There. I said it. Goodness, writing this blog really helped a lot and I feel a whole lot better now as compared 15 minutes ago. God bless me!

Monday, January 14, 2008

What They Have To Say About Me

My friend, Jello Cubelo, wrote a blog entry wherein he chose several Friendster Testimonials for himself to show what his friends say about him. I find it very amusing so I decided to do the same thing in my blog.

With all due respect to my good friend, I would like to reiterate that this whole idea was his own. I just imitated his style because it's always nice to feel good about yourself through the words of the people who are close to your heart. Thank you very much, Jel. I hope you won't mind me being a copy-cat for now! Peace!

Here are some of the best Friendster Testimonials from my profile:

"She is very smart, very hard working, very down to earth, a very sincere person, yep, she is all that and more." - Nickson Uriarte, one of my good friends back in my Psychology days. He was one of the first friends that I had when I was a neophite in Silliman University and in Dumaguete City.

"I luv this girl bcoz maski daghan ayo cya og appointments, naa gihapon cyay time sa iyang friends... One Of A Kind... A smart fighter... Owns a genuine heart... Finds comfort in writing... A good friend, sister and daughter."- Suzette Calibo, one of my true best friends, a fellow hopeless romantic, and a very trustworthy person.

"Lenlen is one of my best friends whom I haven't seen in 5 years... But friendship when it's real does not die, even with distance, it stays in our hearts. That's how I describe Len2x as a friend.. she is very loyal and you will be lucky if you'll earn her friendship."- Sheila Joyce Shia, my bestfriend when I was a Freshman at Edith Carson Hall, SU. We're the exact opposites, but what's important is that we're bestfriends.

"Very friendly yet maldita at the same time." -Anne Christine Torres, one of my students in Psychology 11 when I was a Graduate Teaching Fellow for the SU Psychology Department.

"You can talk to her about everything.From deep philosophies to nonesense talks... Meanie back- to- school lady!" - Maitri Thamavithya, one of Silliman's innovating minds, Thainoy, Thai Scrooge, my best friendster friend.

"Chika galore almost everyday. Bahala walay study basta maka chika lang jud!"- Liza Marie Dangkulos, former dormmate at Occidental Hall, best chika-mate and a very smart lady (langga ni Mark B.)!

"It amazes me to know someone like her. If you think that she's serious, mind you, she can be childish sometimes... and hopeless romantic too." -Cheenie Lamayan, a former dormmate, chika- mate, fellow hopeless romantic and one of SU's cutest!

"She has a good heart yet sometimes her actions are misinterpreted by many." -Precious Anne Murillo one of my good friends back in my Psychology days.

"A strong woman, very independent... looking for a guy to be her partner in life."- Cris Arboleda, EdD Candidate, former colleague at FUHS, a friend who never fails to make my stomach ache while laughing at his jokes!

"[You can tell] when she is happy and when she is really mad!"- Lui Jovero, a good friend, a trusted teammate when I was working at Convergys as a Fraud Analyst for JPM-Chase.

"Yan ang astig kong roommate.
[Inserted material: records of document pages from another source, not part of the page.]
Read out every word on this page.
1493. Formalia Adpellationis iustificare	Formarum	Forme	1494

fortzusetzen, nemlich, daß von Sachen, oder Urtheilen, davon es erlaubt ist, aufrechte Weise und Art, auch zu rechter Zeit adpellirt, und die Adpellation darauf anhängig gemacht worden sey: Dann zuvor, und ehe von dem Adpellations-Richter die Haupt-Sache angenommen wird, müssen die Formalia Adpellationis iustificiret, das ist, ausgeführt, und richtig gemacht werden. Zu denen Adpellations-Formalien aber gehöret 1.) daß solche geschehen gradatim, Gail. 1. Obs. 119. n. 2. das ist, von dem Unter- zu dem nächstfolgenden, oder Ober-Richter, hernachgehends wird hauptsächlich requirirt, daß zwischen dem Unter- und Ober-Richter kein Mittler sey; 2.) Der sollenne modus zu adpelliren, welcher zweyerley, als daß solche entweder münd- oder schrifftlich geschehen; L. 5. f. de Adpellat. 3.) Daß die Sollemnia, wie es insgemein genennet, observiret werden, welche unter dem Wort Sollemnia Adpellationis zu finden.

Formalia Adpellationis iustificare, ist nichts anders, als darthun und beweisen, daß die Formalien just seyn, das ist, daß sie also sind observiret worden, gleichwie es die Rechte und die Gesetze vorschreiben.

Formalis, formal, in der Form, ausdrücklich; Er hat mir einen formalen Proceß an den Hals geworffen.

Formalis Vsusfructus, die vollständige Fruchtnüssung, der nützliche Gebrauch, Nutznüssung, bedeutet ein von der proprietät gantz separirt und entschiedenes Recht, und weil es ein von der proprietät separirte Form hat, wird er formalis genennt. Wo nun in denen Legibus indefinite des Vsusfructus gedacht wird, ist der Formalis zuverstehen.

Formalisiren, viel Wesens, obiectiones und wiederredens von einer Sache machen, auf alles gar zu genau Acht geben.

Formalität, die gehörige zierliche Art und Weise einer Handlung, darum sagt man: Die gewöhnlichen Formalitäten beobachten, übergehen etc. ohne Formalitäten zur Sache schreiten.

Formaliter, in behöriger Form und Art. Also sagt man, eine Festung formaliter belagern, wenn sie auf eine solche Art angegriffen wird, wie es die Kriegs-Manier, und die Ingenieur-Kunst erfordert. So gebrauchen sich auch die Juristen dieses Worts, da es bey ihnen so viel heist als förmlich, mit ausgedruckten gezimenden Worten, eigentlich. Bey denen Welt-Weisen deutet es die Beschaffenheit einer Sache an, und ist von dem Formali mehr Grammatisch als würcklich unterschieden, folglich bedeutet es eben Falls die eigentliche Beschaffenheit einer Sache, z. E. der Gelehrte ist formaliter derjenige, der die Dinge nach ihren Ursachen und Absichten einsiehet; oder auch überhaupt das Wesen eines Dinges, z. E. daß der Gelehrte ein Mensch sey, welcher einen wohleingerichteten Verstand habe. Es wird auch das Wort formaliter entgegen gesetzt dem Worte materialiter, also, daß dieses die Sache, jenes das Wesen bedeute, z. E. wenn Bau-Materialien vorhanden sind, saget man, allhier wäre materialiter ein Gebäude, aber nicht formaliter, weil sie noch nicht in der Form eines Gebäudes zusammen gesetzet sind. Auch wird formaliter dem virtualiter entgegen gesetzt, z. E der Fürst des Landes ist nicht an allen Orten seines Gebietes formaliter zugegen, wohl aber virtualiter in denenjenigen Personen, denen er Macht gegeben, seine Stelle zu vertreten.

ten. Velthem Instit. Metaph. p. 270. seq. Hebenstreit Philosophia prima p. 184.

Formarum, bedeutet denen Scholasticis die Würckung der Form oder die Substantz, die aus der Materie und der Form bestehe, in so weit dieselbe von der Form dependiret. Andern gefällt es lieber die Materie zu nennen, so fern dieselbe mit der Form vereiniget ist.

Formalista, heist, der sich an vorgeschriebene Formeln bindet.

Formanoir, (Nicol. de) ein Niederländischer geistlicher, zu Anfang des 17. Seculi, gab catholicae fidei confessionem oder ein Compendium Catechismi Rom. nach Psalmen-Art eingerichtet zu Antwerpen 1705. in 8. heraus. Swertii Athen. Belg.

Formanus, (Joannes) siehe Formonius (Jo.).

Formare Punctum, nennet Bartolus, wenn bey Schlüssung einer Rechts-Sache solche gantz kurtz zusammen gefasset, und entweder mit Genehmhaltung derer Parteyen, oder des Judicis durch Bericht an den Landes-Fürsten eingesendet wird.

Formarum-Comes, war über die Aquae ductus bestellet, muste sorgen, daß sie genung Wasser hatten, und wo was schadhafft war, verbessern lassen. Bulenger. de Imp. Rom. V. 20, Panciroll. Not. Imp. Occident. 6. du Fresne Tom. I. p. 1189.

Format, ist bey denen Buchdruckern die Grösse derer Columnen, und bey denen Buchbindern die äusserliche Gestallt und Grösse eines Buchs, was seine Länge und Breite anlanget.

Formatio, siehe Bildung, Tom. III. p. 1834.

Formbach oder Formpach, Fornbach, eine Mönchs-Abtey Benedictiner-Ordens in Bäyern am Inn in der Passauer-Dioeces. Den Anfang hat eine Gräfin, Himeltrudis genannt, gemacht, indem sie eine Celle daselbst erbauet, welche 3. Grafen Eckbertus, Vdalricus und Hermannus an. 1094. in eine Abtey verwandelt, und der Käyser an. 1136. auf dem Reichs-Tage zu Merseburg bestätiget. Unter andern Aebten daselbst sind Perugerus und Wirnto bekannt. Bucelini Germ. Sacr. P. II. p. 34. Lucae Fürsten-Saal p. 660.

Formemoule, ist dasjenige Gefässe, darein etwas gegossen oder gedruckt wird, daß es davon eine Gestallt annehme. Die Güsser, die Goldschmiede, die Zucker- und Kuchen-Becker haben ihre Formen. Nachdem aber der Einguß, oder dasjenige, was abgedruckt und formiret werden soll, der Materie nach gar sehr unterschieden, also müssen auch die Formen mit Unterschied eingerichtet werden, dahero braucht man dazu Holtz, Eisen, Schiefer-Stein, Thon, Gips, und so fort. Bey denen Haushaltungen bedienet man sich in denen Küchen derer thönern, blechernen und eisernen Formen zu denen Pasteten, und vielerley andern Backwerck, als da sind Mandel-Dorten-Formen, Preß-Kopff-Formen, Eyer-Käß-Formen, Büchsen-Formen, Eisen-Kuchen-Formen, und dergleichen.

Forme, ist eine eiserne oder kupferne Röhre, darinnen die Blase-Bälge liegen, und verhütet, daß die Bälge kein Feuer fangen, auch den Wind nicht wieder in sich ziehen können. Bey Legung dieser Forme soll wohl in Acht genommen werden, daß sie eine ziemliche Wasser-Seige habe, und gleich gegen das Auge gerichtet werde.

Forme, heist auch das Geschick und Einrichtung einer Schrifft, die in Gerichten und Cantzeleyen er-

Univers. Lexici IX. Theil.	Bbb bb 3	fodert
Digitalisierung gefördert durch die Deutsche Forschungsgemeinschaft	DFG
Mahilig sa books, mabait pag- tulog! Honestly, mabait yang si Len saka malambing din yan. Wag nyo lang i-po-provoke kasi papalag talaga yan!" - Liway Derequito, former roommate at Brosas Dormitory, one of my trusted friends when I was working in Makati.

"Impression sa uban, ASTIG! Can't blame them astig man jud! But she's a very loving sistah to her super lambing brother!"- Betchai ObaƱana, my former roommate in Larena Hall, SU; a very friendly, very lovable person.

"Now I know that you need to know Len better in order to understand her. Better to be frank than to be 'Orocan.'" - Leilani Banzon, one of my good friends during my Convergys Days, a friend that no one will ever want to lose!

"Very thoughtful... a smart, independent person who knows what she wants and what she doesn't... always talks with sense.. simple but really rocks!" - Grace Soberano, former teammate when I was working at Convergys.